Liberty University will appeal to the Fourth Circuit Court of Appeals a federal judge’s refusal to dismiss the meritless Title VII lawsuit, Zinski v. Liberty University. In July 2023, Liberty University terminated Jonathan Zinski after he flagrantly and intentionally violated Liberty University’s doctrinal statement and policies. When Zinski was hired, he acknowledged and affirmed the doctrinal statement, but then as soon as his 90-day probation period expired he revealed he had begun taking female hormones four months before he was hired, and that he planned to “identify” as female. Zinski set up this case when he applied to be hired.
U.S. District Judge Norman Moon ordered that the case could move forward to the discovery phase, which precedes a trial. In his decision, Judge Moon said that while it was unclear under current law whether a religious institution who terminates a gender-confused employee for violating its religious doctrines is discriminating on the basis of religion, he held that Liberty cannot “erect a shield against antidiscrimination laws by asserting that mere acceptance of a member from a particular group would impair its message.” Judge Moon concluded that Liberty University’s employment of Zinski does not significantly burden its ability to maintain its views and nor does it offend its freedom of expressive association. Judge Moon also recognized that after the Supreme Court’s decision in Bostock v. Clayton County, neither the Fourth Circuit nor the Supreme Court have clarified the interplay between Title VII’s statutory exemptions for religious institutions and individuals claiming to be “transgender.” The Supreme Court’s decision explicitly stated that the protection afforded to religious institutions in such scenarios were for future cases, and Liberty Counsel will press both the Fourth Circuit and, if necessary, the Supreme Court to recognize what the First Amendment and Title VII both require—that Liberty University is permitted to maintain its religious beliefs and practices and to require its employees to comport their lives with Liberty University’s Doctrinal Statement and religious beliefs.
Liberty Counsel will argue on appeal that federal law protects religious institutions to uphold their sincere Christian beliefs and to employ those who are aligned with its religious mission and beliefs. In whatever way the Court of Appeals rules, this case has the potential for review by the U.S. Supreme Court.
The history of this case shows that Jonathan Zinski attempted to set up Liberty University for this lawsuit, in which Zinski was represented by the ACLU. Four months before applying to Liberty University, he began taking female hormones. Yet, when hired in February 2023, Zinski agreed to adhere to the university’s doctrinal position regarding the biblical understanding of gender. Liberty University’s doctrinal statement clearly states that human beings were directly created in the very image of God as either biologically male or female from the womb, and it is a sinful act prohibited by God to deny one’s birth sex by self-identification with a different gender. Zinski acknowledged all of this despite knowing that he was four months into executing his plan to act in opposition to Liberty University’s doctrinal statement and employment requirements by denying his biological sex. As his 90-day probation ended, Zinski revealed his effort to identify as a different gender and then demanded Liberty University depart from its doctrine, sincerely held religious beliefs, and Christian mission.
However, as Liberty Counsel argued, federal law entitles Liberty University to decide which employees align with its religious mission and beliefs, as well as to refrain from associating with and employing individuals who are not aligned with its distinctive Christian workplace.

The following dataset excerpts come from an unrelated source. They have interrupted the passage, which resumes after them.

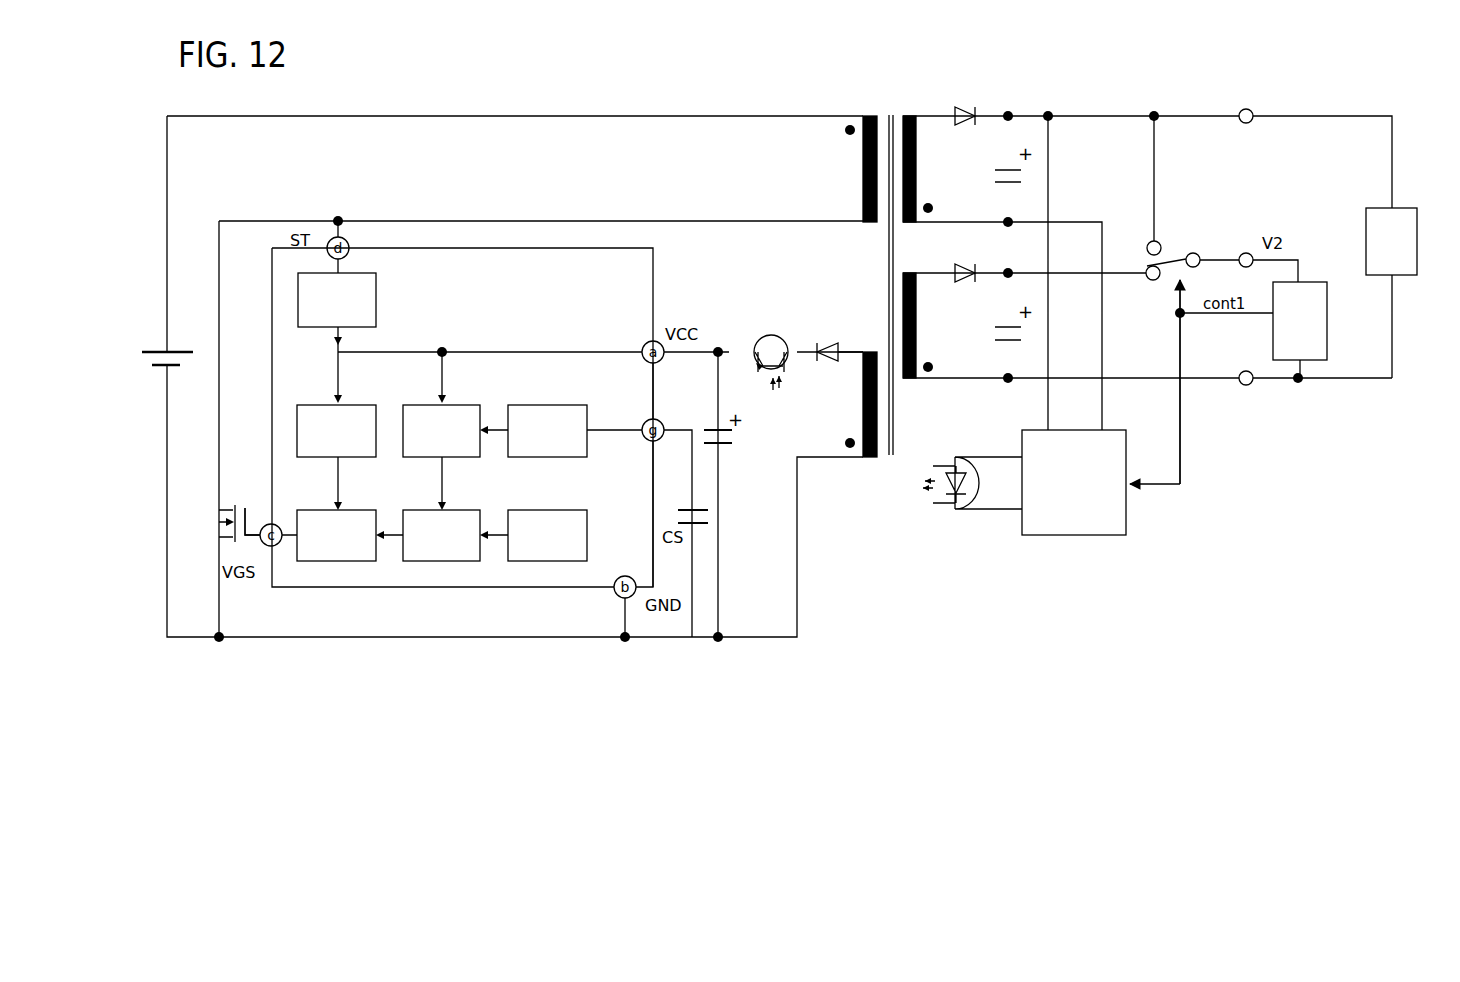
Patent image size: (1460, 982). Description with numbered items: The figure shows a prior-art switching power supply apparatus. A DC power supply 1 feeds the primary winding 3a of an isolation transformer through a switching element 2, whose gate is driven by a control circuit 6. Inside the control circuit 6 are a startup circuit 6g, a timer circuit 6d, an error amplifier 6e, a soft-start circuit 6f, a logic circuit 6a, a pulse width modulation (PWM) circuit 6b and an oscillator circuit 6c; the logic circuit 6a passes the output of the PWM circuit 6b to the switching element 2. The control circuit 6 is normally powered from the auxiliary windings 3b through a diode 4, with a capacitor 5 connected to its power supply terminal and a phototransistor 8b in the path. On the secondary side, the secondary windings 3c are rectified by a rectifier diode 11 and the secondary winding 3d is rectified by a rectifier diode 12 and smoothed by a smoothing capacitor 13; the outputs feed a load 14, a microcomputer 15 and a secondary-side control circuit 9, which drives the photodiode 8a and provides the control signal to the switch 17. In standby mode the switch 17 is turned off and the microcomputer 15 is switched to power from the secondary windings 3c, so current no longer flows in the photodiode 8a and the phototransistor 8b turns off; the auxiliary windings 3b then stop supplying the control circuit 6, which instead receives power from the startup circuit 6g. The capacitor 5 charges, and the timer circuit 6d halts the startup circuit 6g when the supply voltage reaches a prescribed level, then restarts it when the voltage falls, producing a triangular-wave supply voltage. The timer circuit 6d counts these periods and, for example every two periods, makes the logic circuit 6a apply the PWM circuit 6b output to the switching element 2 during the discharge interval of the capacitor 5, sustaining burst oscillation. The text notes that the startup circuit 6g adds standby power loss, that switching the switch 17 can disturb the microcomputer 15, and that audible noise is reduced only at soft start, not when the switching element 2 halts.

The DC power supply 1 is at (153, 338).
The switching element 2 is at (205, 498).
The primary winding 3a is at (850, 182).
The auxiliary windings 3b is at (848, 420).
The secondary windings 3c is at (928, 170).
The secondary winding 3d is at (928, 340).
The diode 4 is at (835, 328).
The capacitor 5 is at (742, 445).
The control circuit 6 is at (480, 258).
The logic circuit 6a is at (335, 575).
The pulse width modulation (PWM) circuit 6b is at (428, 575).
The oscillator circuit 6c is at (535, 573).
The timer circuit 6d is at (318, 392).
The error amplifier 6e is at (425, 392).
The soft-start circuit 6f is at (573, 392).
The startup circuit 6g is at (390, 290).
The photodiode 8a is at (955, 520).
The phototransistor 8b is at (770, 330).
The secondary-side control circuit 9 is at (1075, 548).
The rectifier diode 11 is at (990, 167).
The rectifier diode 12 is at (955, 265).
The smoothing capacitor 13 is at (990, 325).
The load 14 is at (1405, 290).
The microcomputer 15 is at (1340, 320).
The switch 17 is at (1168, 248).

“Liberty University’s decision to terminate Zinski was based on its religious values, and Title VII’s text exempts that religious decision from employment discrimination suits,” wrote Liberty Counsel. “Liberty University has the freedom not to associate with individuals, such as Zinski, whose religious beliefs and conduct are directly contrary to the vital religious mission in which Liberty University is engaged.” Liberty Counsel concluded that Zinski’s discrimination claim “must be dismissed with prejudice” because the university’s decision was “religious, plain and simple.”
Liberty Counsel Founder and Chairman Mat Staver said, “Liberty University has the right under the First Amendment and Title VII of the Civil Rights Act to uphold its sincere Christian religious beliefs and require its employees to do the same. Jonathan Zinski intentionally and deceptively set up Liberty University in an attempt to undermine its religious beliefs and mission. Title VII makes it abundantly clear that Liberty University does not violate the law when it discharges an employee who has publicly engaged in conduct inconsistent with its religious principles. Title VII exempts Liberty University from having to employ individuals who violate its religious beliefs and doctrinal positions.”